Morality of Fiction;

MURRAY Hugh (1805)

£450.00  [First Edition]

Please contact us in advance if you would like to view this book at our Curzon Street shop.

or, an inquiry into the tendency of fictitious narratives, with observations on some of the most eminent.

 

First Edition. 12mo (155 x 98mm). vi, 171pp. Title-page lightly inked with the text slightly faint, a few ink blots and a couple of marks in places but otherwise clean. Contemporary calf-backed marbled boards, spine ruled in gilt, red leather and gilt label, sprinkled edges (small hole in the upper joint, a little rubbed at the edges).

 

Edinburgh: Mundell and Son, 

An assessment of the state and purpose of literature which begins with Homer and covers numerous English and European writers. as well as popular fiction, before assessing writers such as Charlotte Smith, "the only writer among this numerous class with whom I can boast any intimate acquaintance".

 

Hugh Murray (1779-1846) was born in North Berwick and experimented with writing fiction in his youth but he is most famous for producing the Encyclopedia of Geography (1834) which contained numerous maps and illustrations.

 

In this work Murray assesses the merits of fiction and its usefulness as a moral education tool.
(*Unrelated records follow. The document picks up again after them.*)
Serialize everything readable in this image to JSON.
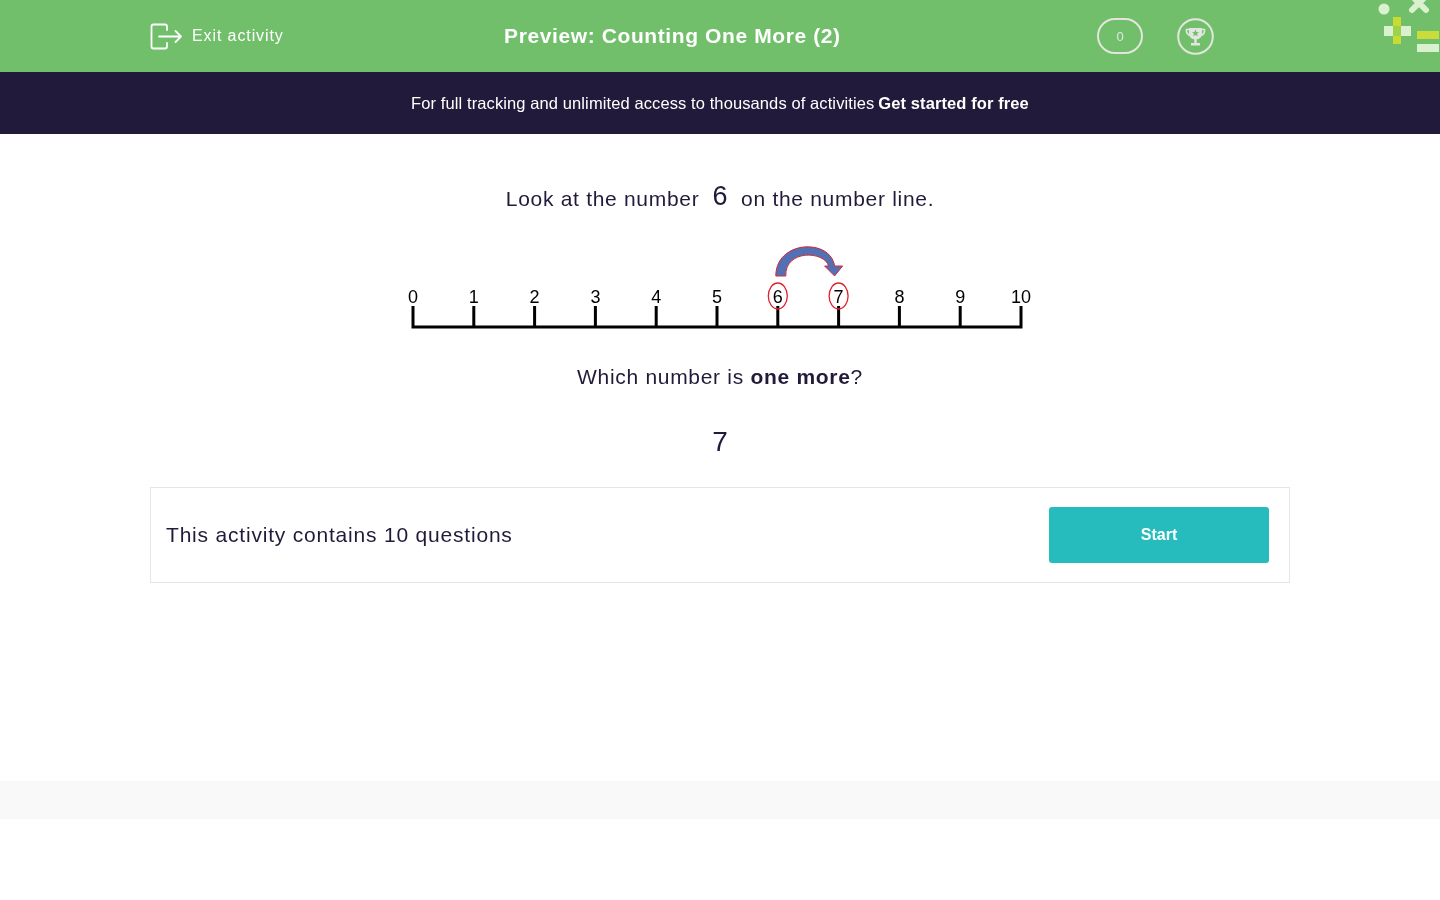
{
  "header": {
    "exit_label": "Exit activity",
    "title": "Preview: Counting One More (2)",
    "score": "0"
  },
  "banner": {
    "text": "For full tracking and unlimited access to thousands of activities",
    "link": "Get started for free"
  },
  "question": {
    "prompt_start": "Look at the number",
    "prompt_number": "6",
    "prompt_end": "on the number line.",
    "number_line": {
      "ticks": [
        {
          "label": "0",
          "circled": false
        },
        {
          "label": "1",
          "circled": false
        },
        {
          "label": "2",
          "circled": false
        },
        {
          "label": "3",
          "circled": false
        },
        {
          "label": "4",
          "circled": false
        },
        {
          "label": "5",
          "circled": false
        },
        {
          "label": "6",
          "circled": true
        },
        {
          "label": "7",
          "circled": true
        },
        {
          "label": "8",
          "circled": false
        },
        {
          "label": "9",
          "circled": false
        },
        {
          "label": "10",
          "circled": false
        }
      ]
    },
    "ask": "Which number is **one more**?",
    "answer": "7"
  },
  "activity_card": {
    "text": "This activity contains 10 questions",
    "button": "Start"
  }
}
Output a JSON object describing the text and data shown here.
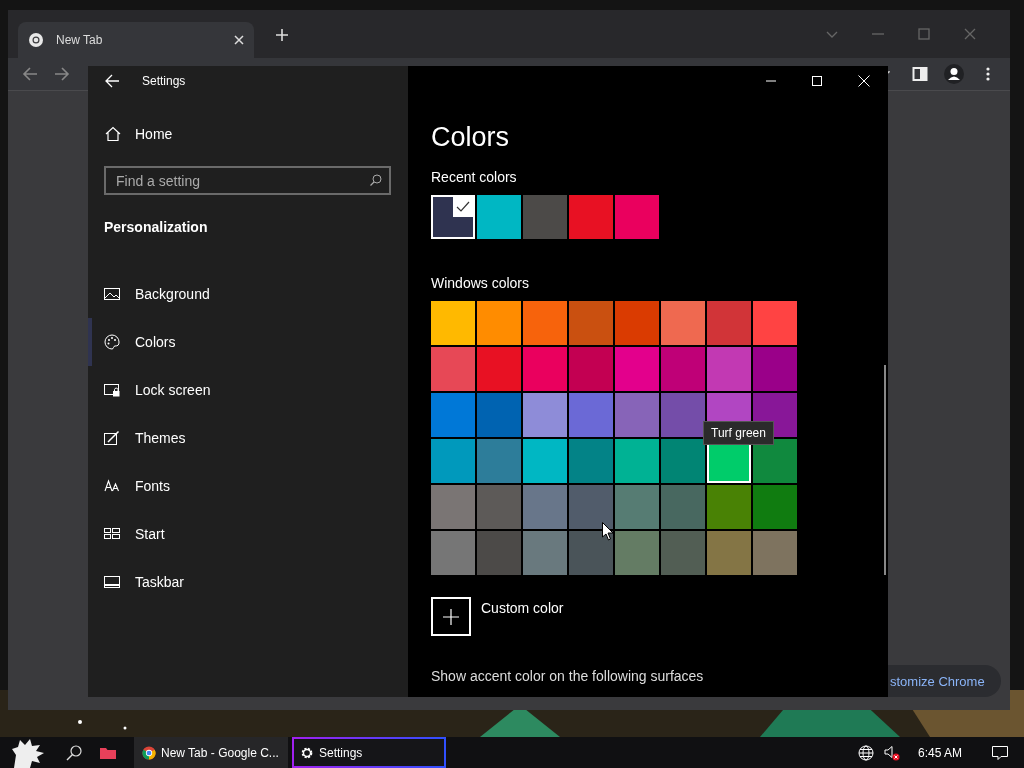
{
  "browser": {
    "tab": {
      "title": "New Tab",
      "selected": true
    },
    "customize_button": "stomize Chrome"
  },
  "settings": {
    "title": "Settings",
    "home": "Home",
    "search": {
      "placeholder": "Find a setting"
    },
    "section": "Personalization",
    "items": [
      {
        "label": "Background",
        "kind": "picture",
        "selected": false
      },
      {
        "label": "Colors",
        "kind": "palette",
        "selected": true
      },
      {
        "label": "Lock screen",
        "kind": "lock-screen",
        "selected": false
      },
      {
        "label": "Themes",
        "kind": "brush",
        "selected": false
      },
      {
        "label": "Fonts",
        "kind": "font",
        "selected": false
      },
      {
        "label": "Start",
        "kind": "tiles",
        "selected": false
      },
      {
        "label": "Taskbar",
        "kind": "taskbar",
        "selected": false
      }
    ],
    "page_title": "Colors",
    "recent_label": "Recent colors",
    "recent": [
      {
        "color": "#2f3350",
        "selected": true
      },
      {
        "color": "#00b7c3",
        "selected": false
      },
      {
        "color": "#4c4a48",
        "selected": false
      },
      {
        "color": "#e81123",
        "selected": false
      },
      {
        "color": "#ea005e",
        "selected": false
      }
    ],
    "windows_label": "Windows colors",
    "windows_colors": [
      {
        "color": "#ffb900",
        "selected": false
      },
      {
        "color": "#ff8c00",
        "selected": false
      },
      {
        "color": "#f7630c",
        "selected": false
      },
      {
        "color": "#ca5010",
        "selected": false
      },
      {
        "color": "#da3b01",
        "selected": false
      },
      {
        "color": "#ef6950",
        "selected": false
      },
      {
        "color": "#d13438",
        "selected": false
      },
      {
        "color": "#ff4343",
        "selected": false
      },
      {
        "color": "#e74856",
        "selected": false
      },
      {
        "color": "#e81123",
        "selected": false
      },
      {
        "color": "#ea005e",
        "selected": false
      },
      {
        "color": "#c30052",
        "selected": false
      },
      {
        "color": "#e3008c",
        "selected": false
      },
      {
        "color": "#bf0077",
        "selected": false
      },
      {
        "color": "#c239b3",
        "selected": false
      },
      {
        "color": "#9a0089",
        "selected": false
      },
      {
        "color": "#0078d7",
        "selected": false
      },
      {
        "color": "#0063b1",
        "selected": false
      },
      {
        "color": "#8e8cd8",
        "selected": false
      },
      {
        "color": "#6b69d6",
        "selected": false
      },
      {
        "color": "#8764b8",
        "selected": false
      },
      {
        "color": "#744da9",
        "selected": false
      },
      {
        "color": "#b146c2",
        "selected": false
      },
      {
        "color": "#881798",
        "selected": false
      },
      {
        "color": "#0099bc",
        "selected": false
      },
      {
        "color": "#2d7d9a",
        "selected": false
      },
      {
        "color": "#00b7c3",
        "selected": false
      },
      {
        "color": "#038387",
        "selected": false
      },
      {
        "color": "#00b294",
        "selected": false
      },
      {
        "color": "#018574",
        "selected": false
      },
      {
        "color": "#00cc6a",
        "selected": true
      },
      {
        "color": "#10893e",
        "selected": false
      },
      {
        "color": "#7a7574",
        "selected": false
      },
      {
        "color": "#5d5a58",
        "selected": false
      },
      {
        "color": "#68768a",
        "selected": false
      },
      {
        "color": "#515c6b",
        "selected": false
      },
      {
        "color": "#567c73",
        "selected": false
      },
      {
        "color": "#486860",
        "selected": false
      },
      {
        "color": "#498205",
        "selected": false
      },
      {
        "color": "#107c10",
        "selected": false
      },
      {
        "color": "#767676",
        "selected": false
      },
      {
        "color": "#4c4a48",
        "selected": false
      },
      {
        "color": "#69797e",
        "selected": false
      },
      {
        "color": "#4a5459",
        "selected": false
      },
      {
        "color": "#647c64",
        "selected": false
      },
      {
        "color": "#525e54",
        "selected": false
      },
      {
        "color": "#847545",
        "selected": false
      },
      {
        "color": "#7e735f",
        "selected": false
      }
    ],
    "tooltip": "Turf green",
    "custom_color": "Custom color",
    "accent_heading": "Show accent color on the following surfaces"
  },
  "taskbar": {
    "apps": [
      {
        "label": "New Tab - Google C...",
        "kind": "chrome",
        "selected": false
      },
      {
        "label": "Settings",
        "kind": "gear",
        "selected": true
      }
    ],
    "clock": "6:45 AM"
  }
}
He begins with classical authors such as Homer and Virgil before moving on to writers such as Milton. Of Samuel Johnson's Rasselas he praises the "richness of imagination, together with a pomp and magnificence of language, hardly to be paralleled" (p.92)

 

In Richardson's Pamela he notes that it: "...affords an example of steadiness and virtue in a very trying situation, and amid dangers to which young females in her rank of life are not infrequently exposed. To such, therefore, should it fall into their hands, it may afford often a very useful lesson. I cannot approve however of the rewards which this conduct received in a marriage with her rich and profligate master...Both in Pamela and Clarissa, a number of indelicate scenes are introduced, and are described with a minuteness of detail which does not tend very much to the edification of the reader" (p.100-1)

 

Murray singles out Fielding as, "a writer certainly of a very extraordinary genius" (p.101) and also discusses Smollett, Burney and his friends Charlotte Smith and Anne Radcliffe. He also examines "the more ordinary novels, which are poured forth in such multitudes" (p.113)

 

A very nice copy of a book which is frequently referred to in studies of 18th-century literature.

 

Provenance: 19th-century armorial duke's bookplate on the front pastedown ("S&B").